Tuesday, April 16, 2024

‘Saltburn’ captures fans

By Kolin Kriner

“Saltburn”, directed by Emerald Fennell, took the world by storm with its masterful imagery, tone and cinematography. A brilliantly crafted story of disturbance, deceit, and classism, it walks a line of discomfort and humor, delivering dry comedy that works.

The superb ensemble cast delivers a jaw-dropping performance that weaves itself around the copious tone shifts throughout the movie. Barry Keoghan is a stand-out, heading the cast, really giving it his all to portray his character, Oliver Quick. The intensity and depth of the character, in all of his disturbing glory, is the driving force behind the plot. The supporting cast, primarily those playing the upper-class Catton family, delivers a comedic yet at times dark and uncomfortable performance that dives into the complexity of living a life where everything is handed to you on a silver platter. 
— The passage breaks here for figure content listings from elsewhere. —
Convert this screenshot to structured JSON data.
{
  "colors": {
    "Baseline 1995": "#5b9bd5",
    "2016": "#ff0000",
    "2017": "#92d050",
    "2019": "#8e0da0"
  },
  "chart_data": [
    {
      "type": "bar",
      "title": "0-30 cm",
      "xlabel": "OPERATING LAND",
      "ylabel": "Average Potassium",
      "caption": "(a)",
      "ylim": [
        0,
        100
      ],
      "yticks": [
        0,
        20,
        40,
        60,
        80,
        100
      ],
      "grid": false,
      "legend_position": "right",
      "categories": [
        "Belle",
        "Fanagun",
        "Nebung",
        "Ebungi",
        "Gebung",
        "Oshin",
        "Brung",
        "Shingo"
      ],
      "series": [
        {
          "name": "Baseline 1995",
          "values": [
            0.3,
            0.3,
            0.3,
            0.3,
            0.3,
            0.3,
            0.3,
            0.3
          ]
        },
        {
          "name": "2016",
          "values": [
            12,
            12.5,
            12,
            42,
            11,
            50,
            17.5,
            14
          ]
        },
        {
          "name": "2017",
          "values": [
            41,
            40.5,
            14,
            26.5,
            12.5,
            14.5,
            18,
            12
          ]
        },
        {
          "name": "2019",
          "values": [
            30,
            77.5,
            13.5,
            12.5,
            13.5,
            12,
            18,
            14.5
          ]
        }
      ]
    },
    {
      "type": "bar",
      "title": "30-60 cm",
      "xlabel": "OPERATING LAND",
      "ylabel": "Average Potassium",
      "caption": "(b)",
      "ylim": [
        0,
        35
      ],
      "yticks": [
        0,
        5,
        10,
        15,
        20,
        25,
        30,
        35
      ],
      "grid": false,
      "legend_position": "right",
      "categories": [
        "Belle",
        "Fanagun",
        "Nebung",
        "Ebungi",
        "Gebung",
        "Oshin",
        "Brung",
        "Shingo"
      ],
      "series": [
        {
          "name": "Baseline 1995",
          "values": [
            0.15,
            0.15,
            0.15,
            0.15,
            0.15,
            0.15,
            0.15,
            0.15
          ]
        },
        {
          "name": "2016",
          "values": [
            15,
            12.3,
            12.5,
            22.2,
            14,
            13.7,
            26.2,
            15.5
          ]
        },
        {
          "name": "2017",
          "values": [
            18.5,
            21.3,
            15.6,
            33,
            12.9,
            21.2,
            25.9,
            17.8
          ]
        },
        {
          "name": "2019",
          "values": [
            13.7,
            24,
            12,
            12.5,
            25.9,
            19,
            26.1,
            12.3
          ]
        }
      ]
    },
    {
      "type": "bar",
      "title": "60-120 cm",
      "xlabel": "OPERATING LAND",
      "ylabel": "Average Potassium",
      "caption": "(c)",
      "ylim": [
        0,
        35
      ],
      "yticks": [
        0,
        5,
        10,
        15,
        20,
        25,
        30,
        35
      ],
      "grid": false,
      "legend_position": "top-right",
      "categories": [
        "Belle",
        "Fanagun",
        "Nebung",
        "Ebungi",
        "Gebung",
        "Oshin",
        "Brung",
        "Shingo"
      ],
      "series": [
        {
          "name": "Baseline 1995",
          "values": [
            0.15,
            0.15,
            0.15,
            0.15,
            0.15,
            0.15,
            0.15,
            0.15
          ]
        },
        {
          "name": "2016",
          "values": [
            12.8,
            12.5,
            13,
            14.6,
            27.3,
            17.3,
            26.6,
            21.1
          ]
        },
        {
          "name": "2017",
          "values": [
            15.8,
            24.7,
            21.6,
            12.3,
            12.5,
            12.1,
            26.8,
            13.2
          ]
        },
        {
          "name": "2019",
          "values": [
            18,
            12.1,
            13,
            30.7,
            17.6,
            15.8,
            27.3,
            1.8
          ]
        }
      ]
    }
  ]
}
The imagery, score and cinematography work hand in hand to produce a beautifully crafted dark tone. Imagery of windows as a device for seeing what life could be, mirrors showing personal reflection and character shifts, and the use of devils and angels to show a struggle between good and evil are heavily utilized. These are masterfully conveyed and shot to align with the tone and current state of mind the characters are in. The score transitions between being tense and lighthearted. This, along with the cinematography, which utilizes color symbolism, lighting and wide shots, brings out the uncomfortable tone of the film overall, while establishing the feeling of being in a fever dream. 

The film is sure to leave the audience stunned with its balance of being shocking yet laughter-ensuing. It is dark, twisted, mysterious and erotic while still bringing so much humor and devastatingly memorable scenes. It is unique yet insane. The movie is best without any spoilers as it will give way to many reactions of “did that actually just happen?”